Alix a beaucoup évolué sous le crayon de Jacques Martin, et encore plus avec les nombreux repreneurs de la série. Quel modèle avez-vous choisi?

C’est l’Alix de L’Ile maudite, avec la cuirasse qu’il porte dans une partie de cette aventure. Parce que cet album fait partie de l’âge d’or d’Alix – du Sphinx d’or aux Légions perdues – et que Martin l’a traité en ligne claire, le style de BD que j’ai adopté. Il l’avait fait sur les injonctions d’Hergé, si bien que ce n’était de loin pas son œuvre préférée… Pour renforcer le clin d’œil à cet épisode, j’ai montré son ami Enak avec le labrador blanc qui figure aussi dans ces pages, comme un moment inédit de cette séquence.
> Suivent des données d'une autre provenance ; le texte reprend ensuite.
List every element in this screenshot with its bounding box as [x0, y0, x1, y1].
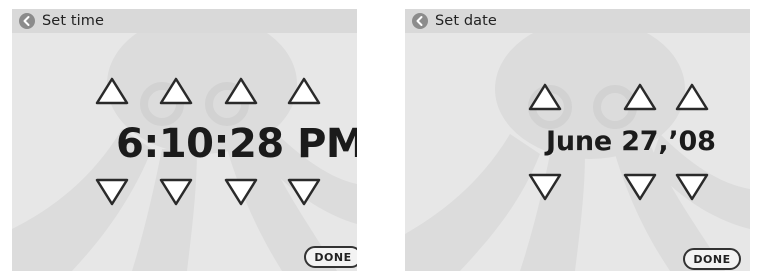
up-triangle-icon: [528, 83, 562, 111]
time-value: 6:10:28 PM: [116, 121, 357, 167]
minute-down-button[interactable]: [158, 177, 194, 207]
up-triangle-icon: [224, 77, 258, 105]
year-down-button[interactable]: [674, 172, 710, 202]
month-up-button[interactable]: [527, 82, 563, 112]
day-up-button[interactable]: [622, 82, 658, 112]
titlebar: Set date: [405, 9, 750, 33]
up-triangle-icon: [95, 77, 129, 105]
hour-up-button[interactable]: [94, 76, 130, 106]
done-button[interactable]: DONE: [304, 246, 357, 268]
second-down-button[interactable]: [223, 177, 259, 207]
page-title: Set date: [435, 13, 497, 29]
up-triangle-icon: [159, 77, 193, 105]
set-date-screen: Set date June 27,’08 DONE: [405, 9, 750, 271]
hour-down-button[interactable]: [94, 177, 130, 207]
back-chevron-icon: [23, 16, 30, 26]
up-triangle-icon: [675, 83, 709, 111]
down-triangle-icon: [528, 173, 562, 201]
done-button[interactable]: DONE: [683, 248, 741, 270]
down-triangle-icon: [287, 178, 321, 206]
set-time-screen: Set time 6:10:28 PM DONE: [12, 9, 357, 271]
down-triangle-icon: [224, 178, 258, 206]
ampm-down-button[interactable]: [286, 177, 322, 207]
down-triangle-icon: [95, 178, 129, 206]
back-chevron-icon: [416, 16, 423, 26]
titlebar: Set time: [12, 9, 357, 33]
up-triangle-icon: [287, 77, 321, 105]
second-up-button[interactable]: [223, 76, 259, 106]
down-triangle-icon: [675, 173, 709, 201]
year-up-button[interactable]: [674, 82, 710, 112]
back-button[interactable]: [412, 13, 428, 29]
down-triangle-icon: [623, 173, 657, 201]
up-triangle-icon: [623, 83, 657, 111]
down-triangle-icon: [159, 178, 193, 206]
back-button[interactable]: [19, 13, 35, 29]
day-down-button[interactable]: [622, 172, 658, 202]
date-value: June 27,’08: [546, 126, 716, 157]
page-title: Set time: [42, 13, 104, 29]
month-down-button[interactable]: [527, 172, 563, 202]
minute-up-button[interactable]: [158, 76, 194, 106]
ampm-up-button[interactable]: [286, 76, 322, 106]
Comment passer de la parodie irrévérencieuse que vous chérissez en égratignant Tintin ou Blake et Mortimer, au respect avec Alix d’une œuvre que vous devez restituer?

Cela demande plus de boulot, parce qu’on ne peut pas se sortir d’un problème par une pirouette comme dans la parodie, mais je suis aussi passionné par cette façon de travailler «à la manière de», un peu comme un faussaire, même en restant dans les clous.